STAT 313: Midterm Project Proposal
Due February 5, 2023 by 5pm
This week you will get started on your midterm project by selecting what dataset you wish to analyze and writing an introduction about the dataset you chose.
1 Pick a Dataset
I’ve compiled a list of datasets from a variety of contexts, all which are relatively tidy and ready for analysis. Each of these datasets have sufficient numerical and categorical variables for you to use the dataset for both your Midterm Project and your Final Project!
Each of these datasets are included in an R package, so there is no need for you to download the dataset! All you will need to do is load in the necessary package (e.g., library(lterdatasampler)
) at the beginning of your analysis.
1.1 From the lterdatasampler package:
and_vertebrates
: Size data for Cutthroat trout and salamanders in different sections of forest (from Lab 3).- Additional information about the data: https://lter.github.io/lterdatasampler/articles/and_vertebrates_vignette.html
- Publication resulting from data collected
hbr_maples
: Data on the growth of Sugar Maple (Acer saccharum) seedlings in response to calcium addition.- Additional information about the data: https://lter.github.io/lterdatasampler/articles/hbr_maples_vignette.html
- Publication resulting from data collected
nwt_pikas
: Data on the stress of p- Additional information about data: https://lter.github.io/lterdatasampler/articles/nwt_pikas_vignette.html
- Publication resulting from data collected
1.2 From the openintro package:
births14
: Data from US births from 2014 (similar toncbirths
dataset from Week 4).
possum
: Data representing possums in Australia and New Guinea
1.3 From the moderndive package:
evals
: Data from end of semester student evaluations from University of Texas at Austin (discussed in ModernDive textbook)
1.4 Deliverable
For the Midterm Project Proposal assignment on Canvas, you are required to state at the beginning of the document, the name of the dataset you have chosen to use.
Every dataset is included in an R package, so there is no need to download the raw data file!
2 Write an Introduction
Step 1: Describe the context of your dataset in your own words! How were the data collected? Was there a study these data came from? Were these data included in any publications?
There are at least two resource files / websites linked for each dataset. Please read through these resources when writing your Introduction.

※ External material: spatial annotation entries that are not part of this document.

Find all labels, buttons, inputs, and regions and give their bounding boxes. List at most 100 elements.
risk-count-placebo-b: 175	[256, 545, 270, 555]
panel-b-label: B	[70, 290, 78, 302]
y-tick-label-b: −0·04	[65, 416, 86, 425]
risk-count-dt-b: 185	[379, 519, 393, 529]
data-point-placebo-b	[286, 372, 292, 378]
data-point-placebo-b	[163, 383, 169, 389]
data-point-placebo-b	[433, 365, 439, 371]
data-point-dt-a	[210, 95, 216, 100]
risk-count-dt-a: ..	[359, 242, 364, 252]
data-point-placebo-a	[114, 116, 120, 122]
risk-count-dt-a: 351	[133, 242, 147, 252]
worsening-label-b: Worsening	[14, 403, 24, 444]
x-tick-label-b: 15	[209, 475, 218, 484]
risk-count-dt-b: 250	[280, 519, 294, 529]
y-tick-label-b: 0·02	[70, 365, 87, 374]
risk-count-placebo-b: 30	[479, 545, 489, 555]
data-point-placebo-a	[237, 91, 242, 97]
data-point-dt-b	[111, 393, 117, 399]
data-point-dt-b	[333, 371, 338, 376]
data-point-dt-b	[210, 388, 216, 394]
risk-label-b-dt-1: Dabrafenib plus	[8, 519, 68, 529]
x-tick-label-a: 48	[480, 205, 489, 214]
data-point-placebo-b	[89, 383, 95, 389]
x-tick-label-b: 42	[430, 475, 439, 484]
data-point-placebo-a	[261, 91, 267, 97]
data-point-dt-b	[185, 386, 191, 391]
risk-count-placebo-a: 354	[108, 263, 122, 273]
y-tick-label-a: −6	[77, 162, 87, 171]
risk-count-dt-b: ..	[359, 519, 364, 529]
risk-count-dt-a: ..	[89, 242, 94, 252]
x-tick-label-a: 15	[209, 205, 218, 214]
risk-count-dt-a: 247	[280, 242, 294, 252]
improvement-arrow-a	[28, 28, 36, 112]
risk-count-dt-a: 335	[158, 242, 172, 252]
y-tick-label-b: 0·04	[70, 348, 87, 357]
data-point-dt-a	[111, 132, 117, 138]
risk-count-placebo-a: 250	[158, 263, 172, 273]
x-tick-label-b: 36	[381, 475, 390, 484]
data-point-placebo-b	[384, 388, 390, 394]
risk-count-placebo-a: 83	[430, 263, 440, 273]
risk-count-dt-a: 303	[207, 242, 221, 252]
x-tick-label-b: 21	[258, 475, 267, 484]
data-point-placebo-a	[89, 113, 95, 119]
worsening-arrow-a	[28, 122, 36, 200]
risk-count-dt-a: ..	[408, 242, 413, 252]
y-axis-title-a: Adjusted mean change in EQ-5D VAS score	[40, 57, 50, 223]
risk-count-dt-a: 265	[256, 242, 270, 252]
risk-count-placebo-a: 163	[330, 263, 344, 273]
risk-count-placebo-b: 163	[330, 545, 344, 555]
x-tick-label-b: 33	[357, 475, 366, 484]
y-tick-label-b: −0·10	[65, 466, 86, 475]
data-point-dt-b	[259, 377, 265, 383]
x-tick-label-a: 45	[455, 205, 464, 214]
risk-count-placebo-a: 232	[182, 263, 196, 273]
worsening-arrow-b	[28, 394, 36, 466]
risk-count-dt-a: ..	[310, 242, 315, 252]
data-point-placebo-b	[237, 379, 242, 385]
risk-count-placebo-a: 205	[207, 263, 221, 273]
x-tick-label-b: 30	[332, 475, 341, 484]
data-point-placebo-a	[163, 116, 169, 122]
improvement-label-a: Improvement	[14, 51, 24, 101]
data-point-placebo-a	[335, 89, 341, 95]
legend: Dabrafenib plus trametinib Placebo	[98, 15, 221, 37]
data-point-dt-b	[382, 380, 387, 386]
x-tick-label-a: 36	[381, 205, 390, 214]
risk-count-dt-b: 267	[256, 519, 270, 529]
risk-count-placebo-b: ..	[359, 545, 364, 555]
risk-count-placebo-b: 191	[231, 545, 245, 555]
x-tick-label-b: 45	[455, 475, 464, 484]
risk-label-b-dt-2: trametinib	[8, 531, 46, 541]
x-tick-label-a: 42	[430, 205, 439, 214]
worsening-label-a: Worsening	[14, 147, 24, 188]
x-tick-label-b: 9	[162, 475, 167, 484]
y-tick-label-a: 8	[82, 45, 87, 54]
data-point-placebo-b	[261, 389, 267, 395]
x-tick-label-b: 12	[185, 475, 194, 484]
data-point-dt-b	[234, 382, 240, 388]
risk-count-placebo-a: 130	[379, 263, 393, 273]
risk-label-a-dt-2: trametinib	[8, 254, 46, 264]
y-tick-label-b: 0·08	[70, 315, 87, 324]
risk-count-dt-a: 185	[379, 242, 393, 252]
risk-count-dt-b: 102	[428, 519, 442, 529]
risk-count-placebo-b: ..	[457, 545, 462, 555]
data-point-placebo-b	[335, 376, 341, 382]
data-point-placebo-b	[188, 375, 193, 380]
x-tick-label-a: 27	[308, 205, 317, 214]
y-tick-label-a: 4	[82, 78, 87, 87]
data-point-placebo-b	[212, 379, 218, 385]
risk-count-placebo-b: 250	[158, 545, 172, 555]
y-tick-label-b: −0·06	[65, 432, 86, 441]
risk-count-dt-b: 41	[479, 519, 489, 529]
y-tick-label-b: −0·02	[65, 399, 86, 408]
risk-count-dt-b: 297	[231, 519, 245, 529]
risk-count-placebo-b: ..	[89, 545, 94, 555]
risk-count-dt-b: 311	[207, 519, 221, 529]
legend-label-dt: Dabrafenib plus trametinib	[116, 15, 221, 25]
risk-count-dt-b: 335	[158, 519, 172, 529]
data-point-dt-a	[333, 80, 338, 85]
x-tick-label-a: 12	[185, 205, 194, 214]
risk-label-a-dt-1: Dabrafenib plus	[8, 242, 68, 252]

Step 2: Choose your variables
We will using a linear regression to analyze the data you chose. Thus, there are some stipulations for the variables you can choose. You must choose
- one numeric variable for the response variable
- one numeric variable for the explanatory variable
- one categorical variable for the explanatory variable
Describe each variable you chose for your analysis—how was the variable measured? What unit was the variable measured in? What types of values does the variable take on? e.g., what are the different levels / values of the categorical variable?
3 Submitting on Canvas
For the Midterm Project Proposal assignment on Canvas, your proposal is required to consist of both components (chosen dataset and introduction).
You are allowed to use any text editing software to make your proposal (e.g., Word, Pages, Google Docs), but your submission must be a PDF. If you are unsure how to save your file as a PDF, I recommend using Google!